My journey through journalism


Annika Pepper

Throughout my time with The Prowler, I’ve been able to gain real-life journalism experience and determine what career path I want to go into. From talking to students, to alumni, to professional athletes, I’ve learned so much that I hope to contribute to my future.

I walked into the doors of Starr’s Mill my freshman year with no idea what I wanted to do with my future or where I would fit in. 

That first year, I decided to apply to join both journalism classes at the Mill — yearbook and newspaper. At the time my only reasons for applying were because I had room in my schedule, and I thought the classes sounded interesting. I had no intention of pursuing a job in the field of journalism. 

Now, I can’t picture my future self in a career other than one in communications.

I ended up being accepted into both courses and stuck with them through my senior year. 

Writing has always just been something I’m good at. A skill that comes natural to me, but not anything I thought I could make a career out of. This was one of the most important things the journalism courses at Starr’s Mill taught me. 

What I was doing every day for class was a job. In newspaper, in particular, that stuck with me because through my writing and editing I was doing exactly what others do for a living. I was learning skills I could and would use in real life. 

The turning point for me was when I was writing a promo for a NASCAR race weekend for a race track we had connections with. ”

— Editor-in-Chief Caylee Cicero

Compared to my other classes, I felt like the work I was doing really mattered. I was gaining hands-on experience I could take with me not just in college but into my career.

Still I couldn’t see my future in journalism. I didn’t see myself writing for a newspaper or magazine and I knew a job in video journalism was almost impossible to come by. The turning point for me was when I was writing a promo for a NASCAR race weekend for a race track we had connections with. 

Anyone who knows me knows my passion for NASCAR, which helped me sell the experience in the promo. Our advisor, Justin Spencer, came up to me after reading the article and recommended me to consider a career in public relations. I’ve taken this idea and ran with it, planning my future and goals around it. 
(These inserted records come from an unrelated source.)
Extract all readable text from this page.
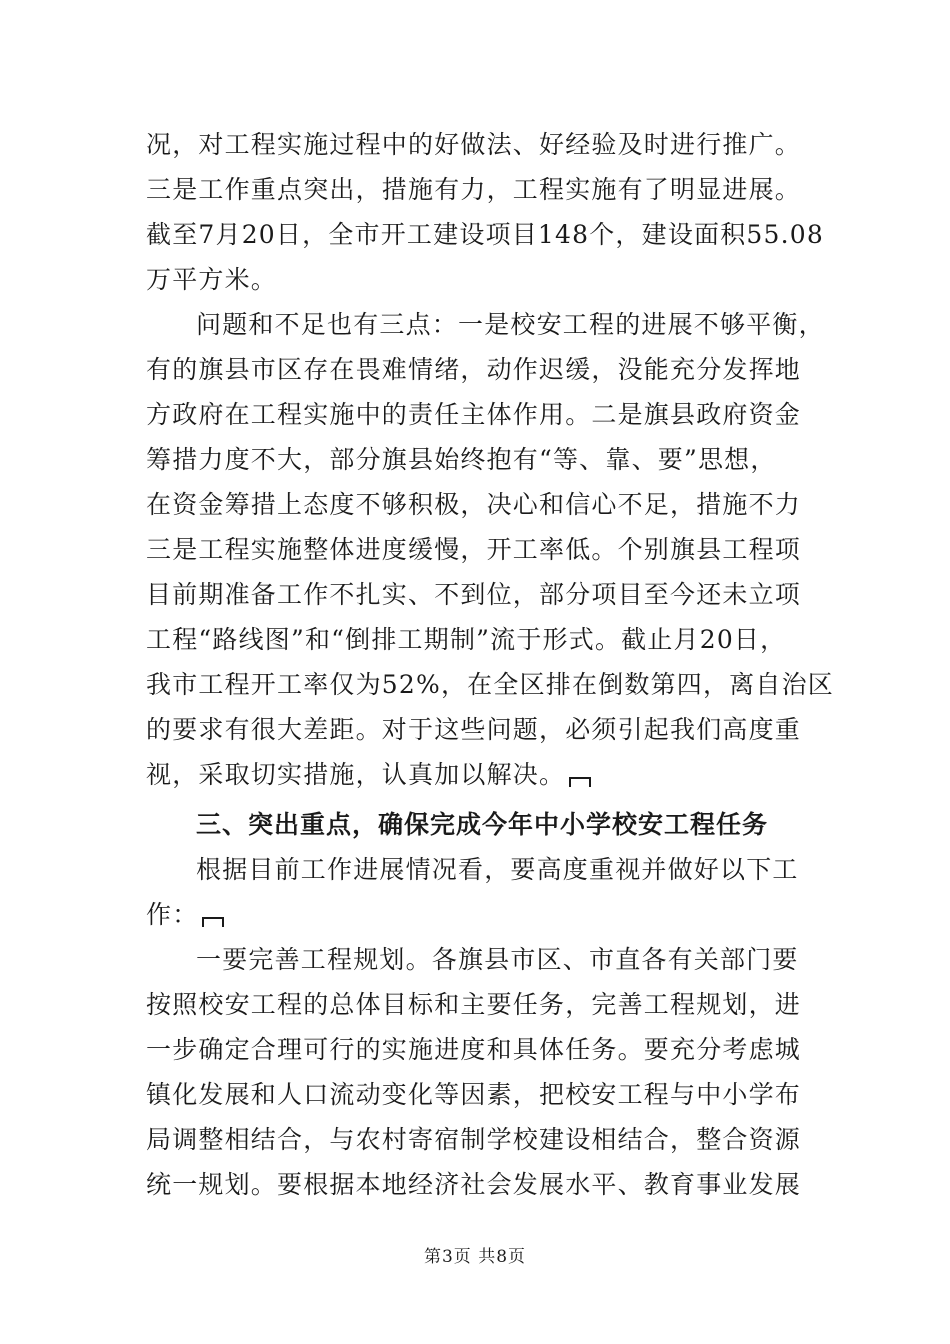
况，对工程实施过程中的好做法、好经验及时进行推广。
三是工作重点突出，措施有力，工程实施有了明显进展。
截至7月20日，全市开工建设项目148个，建设面积55.08
万平方米。
问题和不足也有三点：一是校安工程的进展不够平衡，
有的旗县市区存在畏难情绪，动作迟缓，没能充分发挥地
方政府在工程实施中的责任主体作用。二是旗县政府资金
筹措力度不大，部分旗县始终抱有“等、靠、要”思想，
在资金筹措上态度不够积极，决心和信心不足，措施不力
三是工程实施整体进度缓慢，开工率低。个别旗县工程项
目前期准备工作不扎实、不到位，部分项目至今还未立项
工程“路线图”和“倒排工期制”流于形式。截止月20日，
我市工程开工率仅为52%，在全区排在倒数第四，离自治区
的要求有很大差距。对于这些问题，必须引起我们高度重
视，采取切实措施，认真加以解决。
三、突出重点，确保完成今年中小学校安工程任务
根据目前工作进展情况看，要高度重视并做好以下工
作：
一要完善工程规划。各旗县市区、市直各有关部门要
按照校安工程的总体目标和主要任务，完善工程规划，进
一步确定合理可行的实施进度和具体任务。要充分考虑城
镇化发展和人口流动变化等因素，把校安工程与中小学布
局调整相结合，与农村寄宿制学校建设相结合，整合资源
统一规划。要根据本地经济社会发展水平、教育事业发展
第3页 共8页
At the time, I honestly had no idea what a career in public relations would look like. Spencer sparked my interest, so I started learning about the media and communications side of NASCAR and professional sports in general. I had the privilege of talking to several Starr’s Mill alumni with similar careers who inspired me to follow in their footsteps. 

Talking to Panther grad Nicole Hendricks probably helped me to understand the relationship between public relations and professional sports the most. Hendricks works in PR for the Buffalo Bills and walked me through the variety of tasks from stat keeping, to writing for the Bills’ website, to handling media appearances that she takes on a daily basis in effort of maintaining the social image of the team. 

In addition to Hendricks, I was also able to talk to Starr’s Mill alumnus, Luke Behkne. Behkne started doing PR work for local racers in high school and has gone on to work in digital media for NASCAR. Behkne emphasized the importance of networking and internships in gaining a career in sports and gave me a lot of advice that I think will help me as I work toward a career.

Through newspaper, I’ve had a ton of opportunities to network as Behkne suggested. The biggest opportunity for me was definitely our field trip to cover race weekend at Talladega Superspeedway my junior year. 

From walking up and down pit road and in the garages talking to drivers and crew chiefs to sitting down and chatting with broadcasters and reporters from FOX Sports, NBCSN, SiriusXM, and ESPN, the experience was absolutely insane

As high school kids, we had full media access to the event and were welcomed into the sport. It was incredible how willing and open everyone was to talk to us. 

One of the most surreal moments of the trip was asking NASCAR driver Clint Bowyer a question during a press conference and having him joke around with me for being in high school before finally giving me an answer. At that moment, I had gained the attention of the media room. The interaction between Bowyer and I even got featured on the homepage of NASCAR’s website.

For the rest of the weekend I had professional journalists and public relation specialists come up to me and really take notice of what I was doing at a high school level.

Without newspaper, I’d be lost when it came to career plans. ”

— Editor-in-Chief Caylee Cicero

As nerve wracking as it was to question professional athletes and ask questions at press conferences, all navigate the massive infield of Talladega, I was oddly comfortable. I may not have been a reporter for ESPN, but I promise you I knew just as much about NASCAR and what was going on as they did. This gave me the confidence to take full advantage of the weekend and talk to literally anyone I could and write as much as possible. 

I thought I knew I wanted to go into public relations and that weekend only confirmed it. I knew I wanted to be at the track every weekend. I knew that’s what I was good at and that’s where I belonged. With that in mind, I’m more than motivated to work toward a career in PR ideally working for a race team. 

I owe so much to the Prowler, Starr’s Mill, and to Spencer for helping me make use of the talent I have and discover my passion for writing and telling other people’s stories. Without newspaper, I’d be lost when it came to career plans. 

My biggest advice to underclassmen is just to take advantage of the opportunities you are given. The Prowler provided such an excellent outlet to myself and the rest of our staff that I will forever be grateful.